Trigger warning: This article contains mentions of gender-based violence
A video of a woman being tied up to a tree and assaulted by a man while others were seen standing around her, went viral recently. The incident took place in the Banswara area in Rajasthan.
Though six people were booked after the video went viral, these kinds of horrifying incidents are a warning towards the alarming situation of violence against women in the country and how it has been normalised over the years.
This viral video caught the attention of the National Commission for Women in India (NCW), and the required actions are being taken. But, there are so many cases which go unnoticed and unreported by the media. Particularly in rural India, numerous such instances are not even reported in mainstream media.
It’s shocking to see the lack of media’s concentration on rural parts of India, given that 68 per cent of India’s population lives in rural India. Moreover, women living in rural areas (36%) are more likely to experience domestic violence as compared to women in urban regions(28%).
Most matters in villages are dealt with by the household head or head of the panchayat, who are much more likely to not even pay attention to issues catering to domestic abuse. Women’s safety and living condition is not the priority.
Normalising abuse in a marriage is highly dangerous. It can have a negative impact on the mental health of women, which in rural areas is not even documented.
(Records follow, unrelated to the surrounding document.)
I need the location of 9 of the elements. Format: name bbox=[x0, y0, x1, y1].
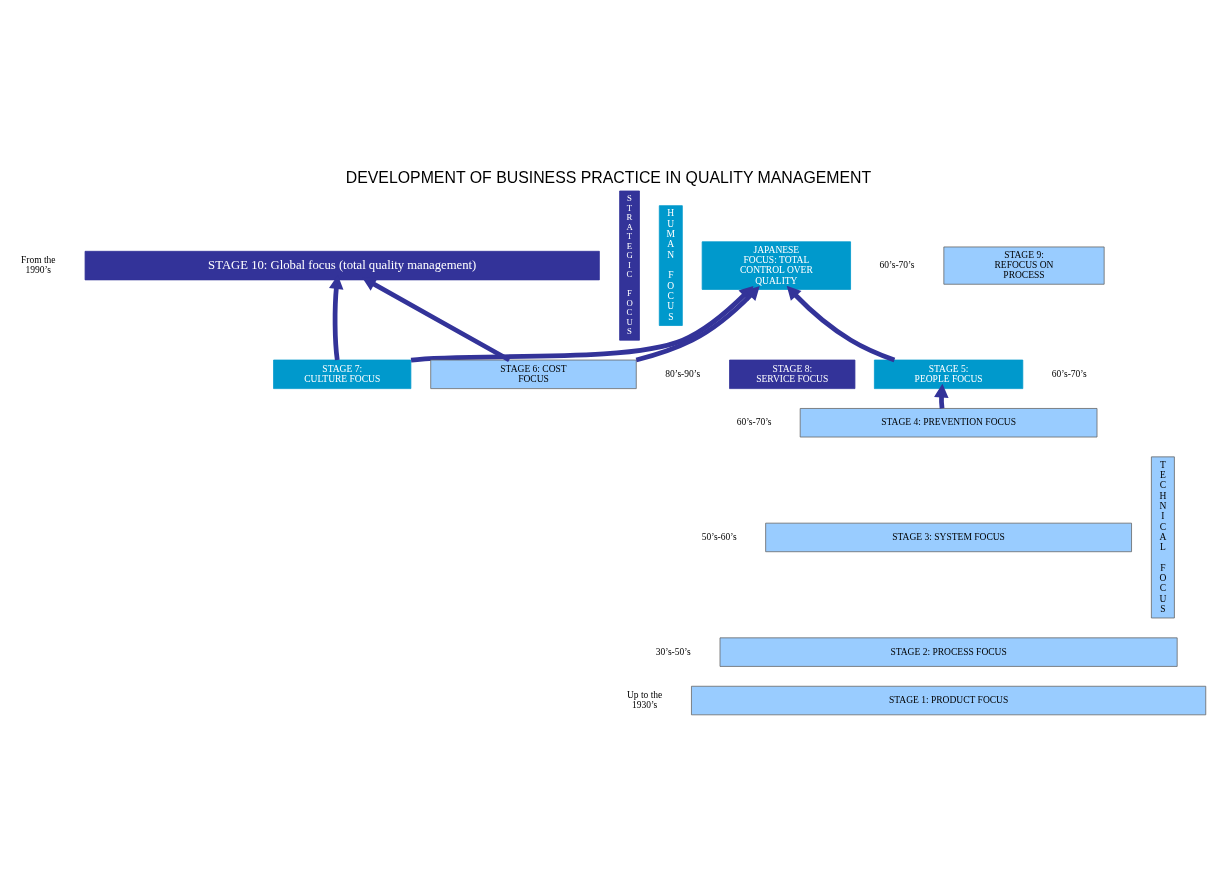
label: 80’s-90’s bbox=[665, 368, 701, 379]
label: 60’s-70’s bbox=[879, 260, 915, 271]
label: 50’s-60’s bbox=[701, 531, 737, 542]
label: 60’s-70’s bbox=[736, 417, 772, 428]
diagram-title: DEVELOPMENT OF BUSINESS PRACTICE IN QUALITY MANAGEMENT bbox=[345, 169, 872, 187]
label: From the 1990’s bbox=[20, 254, 56, 276]
label: 60’s-70’s bbox=[1051, 368, 1087, 379]
label: 30’s-50’s bbox=[655, 646, 691, 657]
label: Up to the 1930’s bbox=[626, 689, 663, 711]
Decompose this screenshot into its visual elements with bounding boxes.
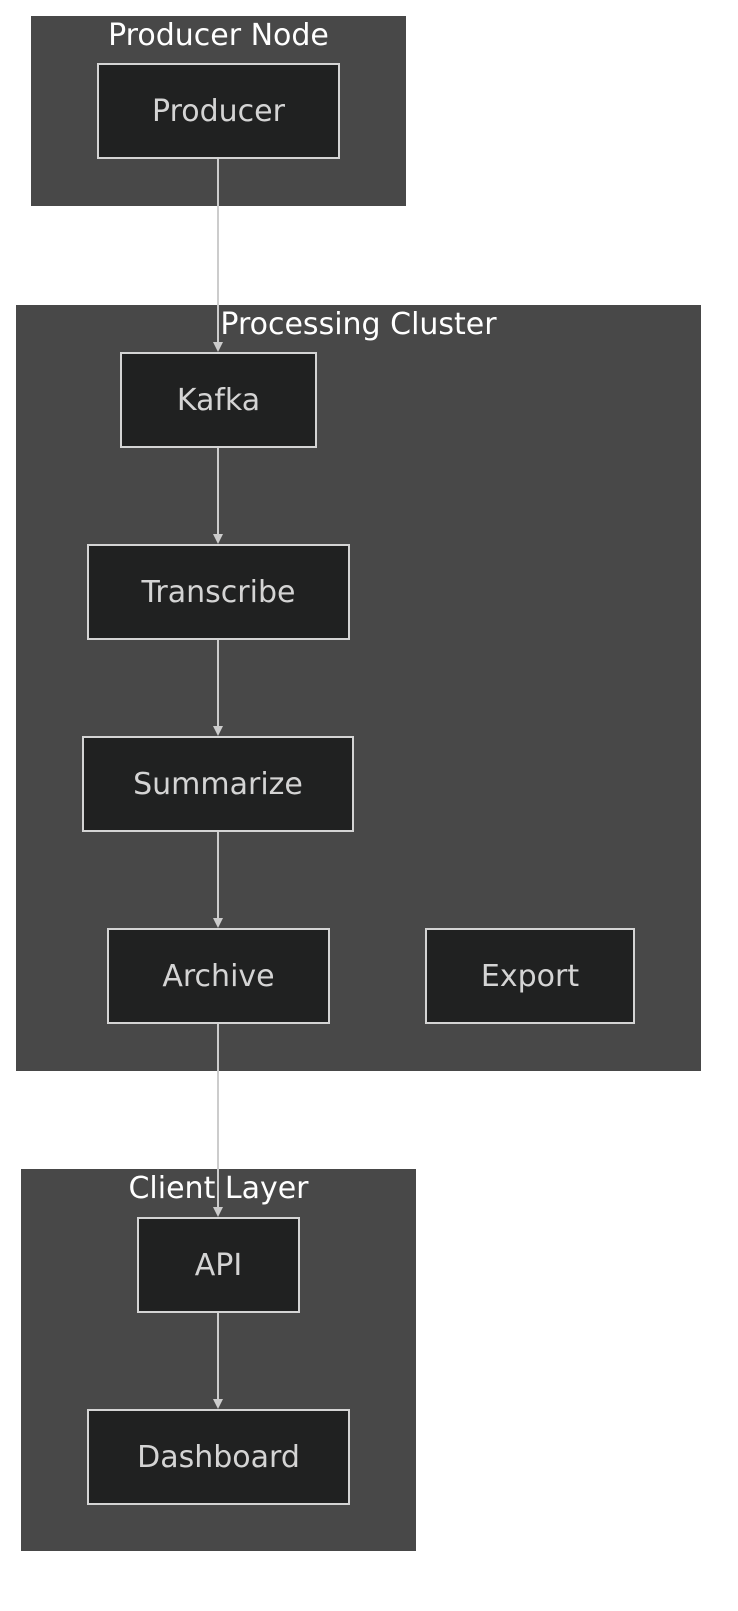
kafka-node[interactable]: Kafka <box>120 352 317 448</box>
cluster-title: Producer Node <box>108 18 329 53</box>
summarize-node[interactable]: Summarize <box>82 736 354 832</box>
producer-node[interactable]: Producer <box>97 63 340 159</box>
export-node[interactable]: Export <box>425 928 635 1024</box>
dashboard-node[interactable]: Dashboard <box>87 1409 350 1505</box>
api-node[interactable]: API <box>137 1217 300 1313</box>
cluster-title: Processing Cluster <box>220 307 497 342</box>
archive-node[interactable]: Archive <box>107 928 330 1024</box>
transcribe-node[interactable]: Transcribe <box>87 544 350 640</box>
cluster-title: Client Layer <box>128 1171 309 1206</box>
Therefore, the media’s coverage of rural India’s cases of spousal abuse is paramount. It’s because it will create an awareness in society that harmful actions such as physical abuse are not normal in a marriage, and these actions can also have legal consequences.
The patriarchal nature of our society is the biggest part of the problem. Since childhood, a woman is taught how to be quiet and bear the pain and men are never taught how to behave with a woman. Women have been told that “this happens in a marriage, and it’s okay”. This patriarchial conditioning shouldn’t happen, and the normalisation of such harmful incidents will not do any good to anyone.
A patriarchal society where men believe that they are superior to other gender and they have the right over a woman after the marriage is something that leads to physical abuse in a marriage.
According to a report by the National Family Health Survey (NFHS-4), 30 per cent of women in India in the age group of 15-49 have experienced physical violence. The survey further highlighted that 83 per cent of the married women in the age bracket had experienced abuse wherein the perpetrators are their present husbands.
While some cases are reported, many cases go unreported. The reason for not reporting a case is because women are made to believe that it will bring shame to the family and it’s their personal matter. Though the woman is a victim who has faced the abuse of the husband, she’s blamed for destroying the marriage if she decides to report the case.
This idea of “men dominating over women” stems largely from the patriarchy. Women have been placed secondary to men, which has resulted in rape, dowry deaths, domestic abuse, child marriage, sati, polygamy, purdah system, female infanticide, forced pregnancy and illiteracy in women.
The patriarchal system, along with gender stereotypes in the society and family, has always prioritised the male child. Sons are viewed as a source of social security, while women continue to be dominated by men.
More horrendous cases of domestic violence came out during the lockdown when the victim was basically locked down with the abuser. The National Commission for Women (NCW) had witnessed a two-fold increase in the complaints of violence against women across the country during the lockdown.
NCW received 3027 complaints across 22 categories of crimes against women, of which 1428 (47.2%) were cases of domestic violence and intimate partner violence just between the months of April and May in 2020.
Most women refrain from even filing a complaint because of a stigma about their family’s reputation and how it will impact their own life. Divorce is somehow a bigger issue to the family than a woman staying in an abusive marriage. If a woman wants to come out of an abusive relationship, sometimes her lack of education and financial independence pulls her back.
This practice of males assuming control over women’s bodies after they are married has continued for centuries. The biggest worry is the acceptance of these practices by large sections of society. It has become extremely common to hear something like “it’s okay, it happens in a marriage” when women talk about physical violence by their husbands.
So staying in an abusive marriage has become a new normal for a happy marriage. An abusive marriage is also not just some issue between a husband and a wife. When did violence become just a personal issue, and when did it become such a normal topic?
It is time to take steps that can help people in speaking about their abusive partners and free our society from the aged-old patriarchal norms. Abuse of any form by anyone shouldn’t be justified in the name of any relation. It not only causes physical harm but also leaves a mental scar.
If the patriarchal attitude towards harassment continues to be normalised, then it will worsen the living condition of a woman. By educating women, realising equal rights, and creating an environment where they have the right to exercise their freedom of speech, we can contribute to building a better society.